Ayat di atas menggambarkan bahwa seseorang tidak akan pernah mencapai
derajat ‘kebaikan’ hingga ia mau menginfakkan di jalan Allah, harta yang
paling dicintainya. Dan dari ayat tersebut, terlahir sebuah kisah,
bagaimana salah seorang sahabat Rasulullah saw. yang bernama Abu Thalhah
ketika mendengar ayat ini beliau langsung pergi menemui Rasulullah
saw.. Beliau mengatakan bahwa harta yang paling dicintainya adalah
Bairaha, yaitu sebidang tanah yang berada persis di depan masjid nabawi.
Bahkan diriwayatkan Rasulullah saw. sangat menyukai untuk memasuki
tanahnya tersebut untuk meminum air dari mata air yang terdapat di
dalamnya. Beliau mengemukakan bahwa tanahya itu diinfakkan fi
sabilillah. Ketika itu Rasulullah saw. mengatakan, bahwa ini adalah
harta yang menguntungkan, ini adalah harta yang menguntungkan.
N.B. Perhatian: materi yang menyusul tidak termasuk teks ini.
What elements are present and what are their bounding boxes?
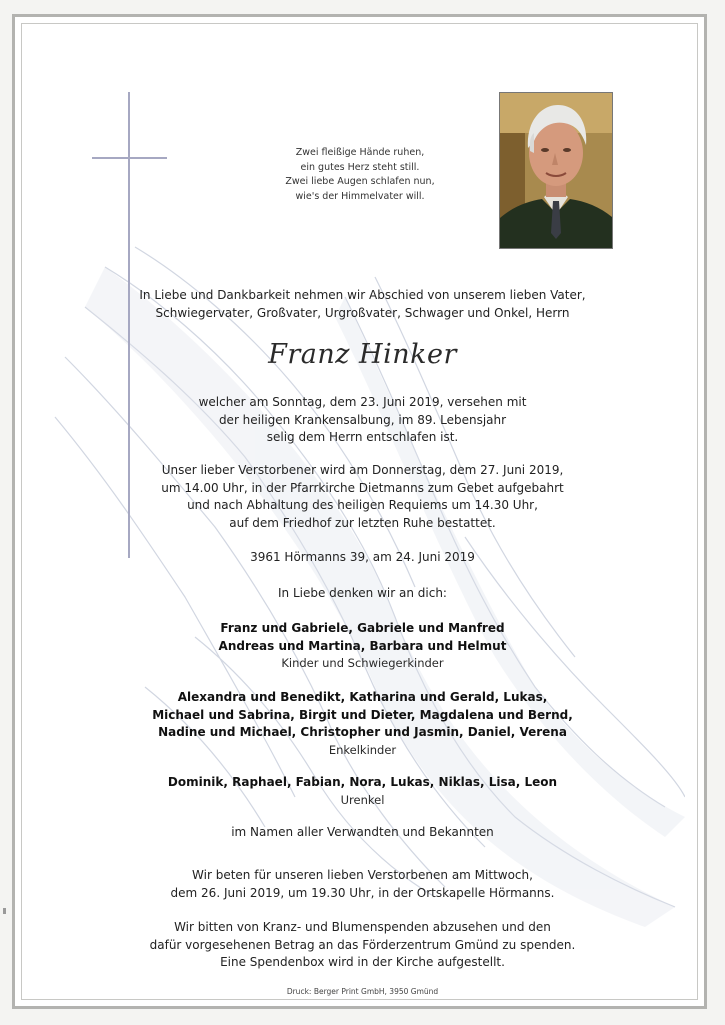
prayer-notice [15, 867, 710, 902]
intro-line: In Liebe und Dankbarkeit nehmen wir Abschied von unserem lieben Vater, [139, 288, 586, 302]
scan-mark [3, 908, 6, 914]
cross-crossbar [92, 157, 167, 159]
relatives-line: im Namen aller Verwandten und Bekannten [231, 825, 494, 839]
great-grandchildren-names: Dominik, Raphael, Fabian, Nora, Lukas, Niklas, Lisa, Leon [167, 775, 558, 789]
intro-text [15, 287, 710, 322]
funeral-line: Unser lieber Verstorbener wird am Donnerstag, dem 27. Juni 2019, [161, 463, 564, 477]
poem-line: Zwei fleißige Hände ruhen, [295, 147, 425, 158]
donation-line: dafür vorgesehenen Betrag an das Förderzentrum Gmünd zu spenden. [149, 937, 576, 952]
grandchildren-label: Enkelkinder [328, 742, 397, 757]
funeral-line: auf dem Friedhof zur letzten Ruhe bestattet. [229, 515, 496, 530]
printer-imprint: Druck: Berger Print GmbH, 3950 Gmünd [286, 987, 439, 996]
great-grandchildren-section [15, 774, 710, 809]
grandchildren-names: Alexandra und Benedikt, Katharina und Gerald, Lukas, [177, 690, 548, 704]
intro-line: Schwiegervater, Großvater, Urgroßvater, Schwager und Onkel, Herrn [155, 305, 570, 320]
great-grandchildren-label: Urenkel [340, 792, 385, 807]
donation-line: Wir bitten von Kranz- und Blumenspenden abzusehen und den [174, 920, 551, 934]
children-names: Andreas und Martina, Barbara und Helmut [218, 638, 507, 653]
death-line: selig dem Herrn entschlafen ist. [266, 430, 459, 444]
document-frame [12, 14, 707, 1009]
grandchildren-names: Nadine und Michael, Christopher und Jasmin, Daniel, Verena [158, 725, 567, 739]
death-notice [15, 394, 710, 447]
poem-line: Zwei liebe Augen schlafen nun, [285, 176, 435, 187]
poem [225, 146, 495, 204]
funeral-line: und nach Abhaltung des heiligen Requiems um 14.30 Uhr, [187, 498, 538, 512]
death-line: der heiligen Krankensalbung, im 89. Lebensjahr [218, 412, 507, 427]
donation-line: Eine Spendenbox wird in der Kirche aufgestellt. [220, 955, 505, 969]
poem-line: wie's der Himmelvater will. [295, 190, 425, 202]
donation-notice [15, 919, 710, 972]
poem-line: ein gutes Herz steht still. [300, 161, 420, 173]
prayer-line: Wir beten für unseren lieben Verstorbenen am Mittwoch, [192, 868, 533, 882]
prayer-line: dem 26. Juni 2019, um 19.30 Uhr, in der Ortskapelle Hörmanns. [170, 885, 555, 900]
children-names: Franz und Gabriele, Gabriele und Manfred [220, 621, 505, 635]
death-line: welcher am Sonntag, dem 23. Juni 2019, versehen mit [198, 395, 527, 409]
remember-heading: In Liebe denken wir an dich: [278, 586, 447, 600]
place-date: 3961 Hörmanns 39, am 24. Juni 2019 [250, 550, 475, 564]
children-label: Kinder und Schwiegerkinder [281, 656, 444, 670]
deceased-name: Franz Hinker [268, 339, 457, 370]
grandchildren-names: Michael und Sabrina, Birgit und Dieter, Magdalena und Bernd, [152, 707, 573, 722]
portrait-photo [499, 92, 613, 249]
children-section [15, 620, 710, 673]
funeral-details [15, 462, 710, 532]
funeral-line: um 14.00 Uhr, in der Pfarrkirche Dietmanns zum Gebet aufgebahrt [161, 480, 564, 495]
grandchildren-section [15, 689, 710, 759]
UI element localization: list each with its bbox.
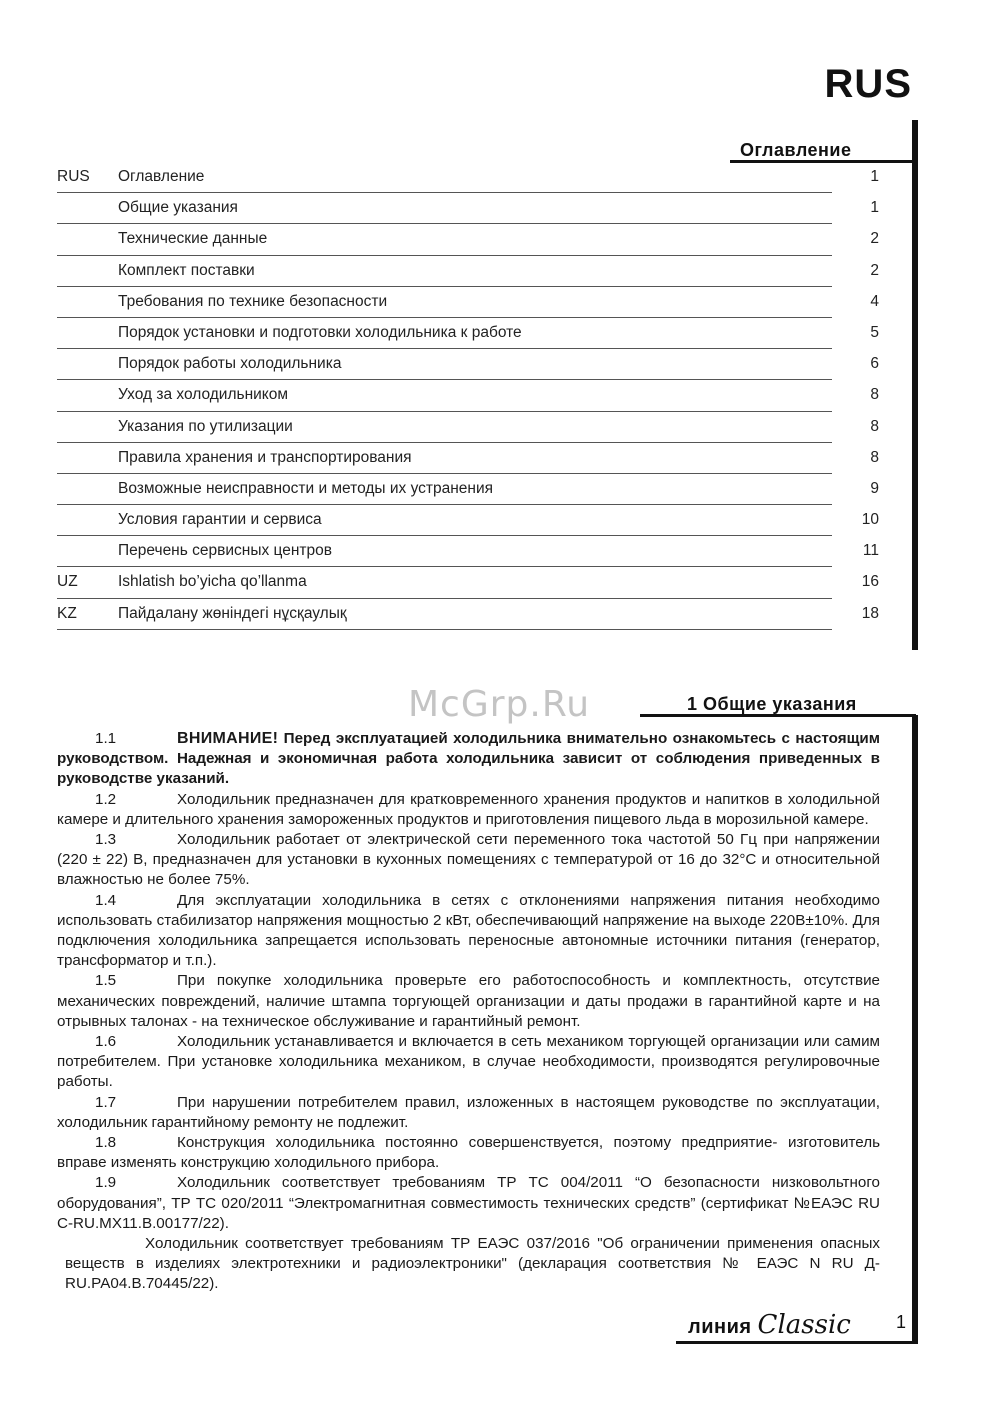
toc-page-number: 2 (870, 230, 879, 248)
toc-page-number: 1 (870, 199, 879, 217)
toc-entry-title: Уход за холодильником (118, 386, 289, 404)
paragraph-text: При покупке холодильника проверьте его работоспособность и комплектность, отсутствие механических повреждений, наличие штампа торгующей организации и даты продажи в гарантийной карте и на отрывных талонах - на техническое обслуживание и гарантийный ремонт. (57, 972, 880, 1030)
paragraph-number: 1.7 (95, 1093, 117, 1111)
paragraph-text: Холодильник соответствует требованиям ТР ТС 004/2011 “О безопасности низковольтного оборудования”, ТР ТС 020/2011 “Электромагнитная совместимость технических средств” (сертификат №ЕАЭС RU С-RU.МХ11.В.00177/22). (57, 1174, 880, 1232)
toc-entry-title: Требования по технике безопасности (118, 292, 388, 310)
toc-row (57, 599, 879, 630)
paragraph-number: 1.8 (95, 1134, 117, 1152)
toc-entry-title: Перечень сервисных центров (118, 542, 332, 560)
section-heading-underline (640, 714, 916, 717)
brand-logo (688, 1310, 851, 1340)
toc-row (57, 318, 879, 349)
paragraph-text: Конструкция холодильника постоянно совершенствуется, поэтому предприятие- изготовитель вправе изменять конструкцию холодильного прибора. (57, 1134, 880, 1172)
paragraph-1-6 (57, 1032, 880, 1093)
toc-language-code: UZ (57, 573, 78, 591)
toc-page-number: 2 (870, 261, 879, 279)
section-body (57, 729, 880, 1295)
toc-entry-title: Указания по утилизации (118, 417, 293, 435)
toc-page-number: 6 (870, 355, 879, 373)
toc-row (57, 474, 879, 505)
toc-entry-title: Комплект поставки (118, 261, 255, 279)
footer-underline (676, 1341, 918, 1344)
vertical-rule-top (912, 120, 918, 650)
paragraph-1-4 (57, 891, 880, 972)
paragraph-text: Холодильник соответствует требованиям ТР ЕАЭС 037/2016 "Об ограничении применения опасных веществ в изделиях электротехники и радиоэлектроники" (декларация соответствия № ЕАЭС N RU Д-RU.РА04.В.70445/22). (65, 1235, 880, 1293)
toc-row (57, 162, 879, 193)
toc-page-number: 8 (870, 417, 879, 435)
toc-page-number: 10 (861, 511, 879, 529)
paragraph-number: 1.2 (95, 790, 117, 808)
toc-entry-title: Технические данные (118, 230, 268, 248)
paragraph-number: 1.3 (95, 831, 117, 849)
paragraph-text: Холодильник устанавливается и включается в сеть механиком торгующей организации или самим потребителем. При установке холодильника механиком, в случае необходимости, производятся регулировочные работы. (57, 1033, 880, 1091)
paragraph-number: 1.4 (95, 891, 117, 909)
paragraph-1-7 (57, 1093, 880, 1133)
paragraph-compliance (57, 1234, 880, 1295)
toc-entry-title: Условия гарантии и сервиса (118, 511, 322, 529)
paragraph-1-9 (57, 1173, 880, 1234)
paragraph-text: Холодильник предназначен для кратковременного хранения продуктов и напитков в холодильной камере и длительного хранения замороженных продуктов и приготовления пищевого льда в морозильной камере. (57, 790, 880, 828)
vertical-rule-bottom (912, 715, 918, 1341)
toc-row (57, 287, 879, 318)
toc-page-number: 1 (870, 168, 879, 185)
toc-page-number: 18 (861, 604, 879, 622)
paragraph-text: При нарушении потребителем правил, изложенных в настоящем руководстве по эксплуатации, холодильник гарантийному ремонту не подлежит. (57, 1093, 880, 1131)
toc-page-number: 8 (870, 448, 879, 466)
section-heading: 1 Общие указания (687, 694, 857, 714)
paragraph-number: 1.9 (95, 1174, 117, 1192)
toc-entry-title: Общие указания (118, 199, 238, 217)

Disamping itu, Allah swt. juga menjanjikan kepada orang-orang yang mau
berinfak dengan balasan pahala yang demikian besar. Dalam Al-Qur’an
Allah swt. Mengatakan, “Perumpamaan (nafkah yang dikeluarkan oleh)
orang-orang yang menafkahkan hartanya di jalan Allah adalah serupa
dengan sebutir benih yang menumbuhkan tujuh bulir, pada tiap-tiap bulir:
seratus biji. Allah melipat gandakan (ganjaran) bagi siapa yang Dia
kehendaki. Dan Allah Maha Luas (kurnia-Nya) lagi Maha Mengetahui.”